Il aurait pu être gymnaste professionnel et il s’est arrêté, il aurait pu rester dans les centres d’art et il s’est arrêté, il aurait pu demeurer graphiste et il s’est arrêté….la liste est longue de ces arrêts pour cet homme qui est là mais pas là. En fait ce ne sont jamais des arrêts, mais une histoire qui continue sans fin. Né à Boulogne sur mer dans le nord de la France en 1968, il devient gymnaste de haut niveau. Alors qu’il pense être arrivé au bout, il s’arrête à l’âge de 19 ans. Il a soif de remplir sa soif de remplir le vide qui l’habite. « Saut de puce, saut d’électron qui hésite entre l’énergie qu’on lui procure et la lumière qu’il doit réfléchir » C’est cette lumière au milieu de l’obscurité qu’il cherche à capturer, à analyser. En 1998, il est accepté aux beaux-arts de Calais. Il vit cela comme une immense frayeur et un immense soulagement. Il va enfin pouvoir articuler un langage et le remettre en question. La question du langage et de la forme sera omniprésente dans son travail. En parallèle il commence son parcours au sein des centres d’art. Il commencera une longue collaboration avec un grand commissaire d’exposition jusqu’à sa mort prématurée. Son parcours atypique d’ancien sportif intéresse cet homme. Il l’acceptera pour ce qu’il est.
« Les premières œuvres ».
Ses premières œuvres prennent la forme d’installations. Il interroge notre savoir. En donnant aux matériaux des qualités impossibles, il déclenche le piège visuel. Notre mémoire imageante le questionne. » Il y avait une faille entre ce qui était nommée et ce qui est sentie » dit-il. Ces installations sont lourdes et imposantes. Il a besoin de ce rapport physique, souvent risqué que l’on voit encore dans sa série photo « Escape ». Dans cette série comme les autres pas de trucages et c’est ce qui l’amuse. A l’époque, il se sent proche du travail de Richard Serra et de ses interrogations de la matière allié au physique des années 70. Comme d’habitude il se sent vite à l’étroit dans ces murs et cette pensée. Alors il repart. En cinq ans il passera par cinq grandes écoles d’art en France. Il y aura les beaux-arts de Cergy, de Dijon, de Besançon et de Tourcoing. Il passe son temps dans les trains car il continue de travailler dans les centres d’art avec des artistes comme Koudelka, Morellet, Ernest pignon Ernest, Raymonds Hains, Erick Dietman, Velicovick, Anthony Caro….
« Ils étaient épuisants fou furieux mais je me sentais moins seul dans mes pensées. »
Dans cette communauté d’esprit son travail évolue vite. C’est un aspirateur, un assoiffé de savoir. Ce petit homme surprend les artistes.
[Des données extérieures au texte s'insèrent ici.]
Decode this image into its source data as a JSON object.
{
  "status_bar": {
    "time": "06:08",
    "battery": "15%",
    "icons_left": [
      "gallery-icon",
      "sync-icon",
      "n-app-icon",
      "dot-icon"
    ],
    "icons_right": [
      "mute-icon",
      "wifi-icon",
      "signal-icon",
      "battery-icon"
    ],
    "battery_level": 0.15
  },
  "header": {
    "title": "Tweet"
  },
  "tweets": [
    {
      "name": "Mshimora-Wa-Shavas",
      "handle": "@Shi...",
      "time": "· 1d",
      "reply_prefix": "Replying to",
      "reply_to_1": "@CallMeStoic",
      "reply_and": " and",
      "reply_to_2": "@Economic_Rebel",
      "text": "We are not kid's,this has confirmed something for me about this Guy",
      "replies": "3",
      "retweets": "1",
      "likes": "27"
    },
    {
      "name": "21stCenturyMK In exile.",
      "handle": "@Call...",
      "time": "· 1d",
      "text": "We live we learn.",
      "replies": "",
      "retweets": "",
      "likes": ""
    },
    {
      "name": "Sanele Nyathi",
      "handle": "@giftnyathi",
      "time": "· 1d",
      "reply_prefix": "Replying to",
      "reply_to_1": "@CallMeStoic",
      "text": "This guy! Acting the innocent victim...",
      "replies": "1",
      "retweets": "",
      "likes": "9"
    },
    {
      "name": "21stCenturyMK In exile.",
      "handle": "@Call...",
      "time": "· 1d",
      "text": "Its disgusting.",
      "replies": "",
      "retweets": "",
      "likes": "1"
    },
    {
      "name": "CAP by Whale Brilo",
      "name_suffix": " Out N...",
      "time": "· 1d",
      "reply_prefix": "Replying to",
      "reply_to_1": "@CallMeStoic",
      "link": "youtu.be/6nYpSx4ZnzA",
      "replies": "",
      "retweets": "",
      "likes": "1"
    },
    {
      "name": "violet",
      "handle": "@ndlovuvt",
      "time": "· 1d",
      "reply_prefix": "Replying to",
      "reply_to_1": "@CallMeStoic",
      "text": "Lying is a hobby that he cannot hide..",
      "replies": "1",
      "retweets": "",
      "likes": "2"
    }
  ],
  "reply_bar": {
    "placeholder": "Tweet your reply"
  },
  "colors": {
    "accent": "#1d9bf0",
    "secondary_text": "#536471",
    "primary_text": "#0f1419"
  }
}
Il a la structure et la discipline de l’ancien gymnaste et la folie poétique des « Fluxus ». Rien n’est jamais impossible. Sa trame restera la même mais sa mise en œuvre formelle continuera d’évoluer. En 1993, il intègre la photo, la vidéo et surtout le son à ses installations. Ce son qui lui permet d’aller au-delà du visible et des choses. L’image dialectique l’obsède. Une image dialectique douée d’une réversibilité, d’une autocritique sur notre façon de la voir au moment où nous essayons de l’interpréter. Circularité, mimésis, tautologie, aporie entre dans la danse. « Lorsque je rentre dans un gouffre, je ne regarde jamais le travail des autres, j’aurais toujours le temps de remonter voir. » Pour cet Artiste, qui refuse cette appellation pour lui, pour cet homme qui cherche à être, sans être là, c’est un nouveau souffle. Il va pouvoir intégrer la notion de perte ou « lorsque l’absence se fait présence ». Cette notion est encore présente dans ses photos. Ses installations vont créer un piège visuel et sonore avec beaucoup d’humour. « Vous avez le son, vous avez la forme mais vous ne voyez pas la pierre tomber ». Ce n’est pas uniquement les propositions de Bruce Nauman, Bill Viola, Robert Morris ou même Gary Hill qui l’intéresse mais leur cheminement, leur méthodologie pour y parvenir. Comme Bateson il considère l’esprit comme un réseau de relations multiples, parfois proches et souvent très éloignés.
Un autre départ.
En 1993, il obtient son diplôme supérieur d’expression plastique. Apres quelques expositions, performances, et collaborations, la disparition de son Maître marquera une première rupture. En 1999, il quitte son atelier du Nord de la France pour le sud. Montpellier. Il continuera de remplir des carnets de textes théoriques et introspectifs, il continuera de dessiner des installations, mais il ne les réalisera jamais. « Comme bloqué à cette époque » dit-il. Alors il cherche d’autres voies, d’autre façon de vivre ce monde qu’il ne comprend pas. Pour lui l’art est total et n’est pas la seule réponse. En 2002, il devient donc graphiste pour une grande chaine Française mais il s’ennuie, « presque trop facile ». Il ne renouvelle pas son contrat alors qu’on lui proposait le poste de directeur artistique. En 2004 à l’âge de 35 ans, sur les bancs universitaires il décroche un DESS de direction artistique. Il retrouve le monde de l’art Contemporain à Montpellier puis à Marseille. Son expérience l’aide beaucoup et l’on se demande d’ où vient « ce martien, cet illustre inconnu ».Il adore cette position, même si parfois elle l’attriste face à certaine personne. Il sait qu’il a fait ce choix d’être derrière les rideaux, et préfère monter les scènes plutôt que se montrer. « Lorsque l’absence se fait présence » prend alors tout son sens. En quelques mois, il travaille pour des artistes comme Simone Decker, Rodney Graham, Di Matteo……Et Francesco Finizio pour qui il sera commissaire d’exposition au MAC de Marseille. Ce retour fulgurant l’amuse beaucoup. Il part.
« jamais assez »
En 2006, il devient directeur d’une école de musique associative. Il organisera les spectacles, réalisera les scénographies en conceptualisant, et la communication. Lui, le passionné de musiques contemporaines pourra enfin lier son et lumière. « A quoi bon » En 2009, lui seul sait ce qui va marquer un grand tournant sur ce chemin. Ses livres, ses œuvres, ses écrits, sa collection d’art contemporain resteront dans les cartons durant des années. Il rejette en bloc ce qu’ il a été. Il dira juste :
« A quoi bon ».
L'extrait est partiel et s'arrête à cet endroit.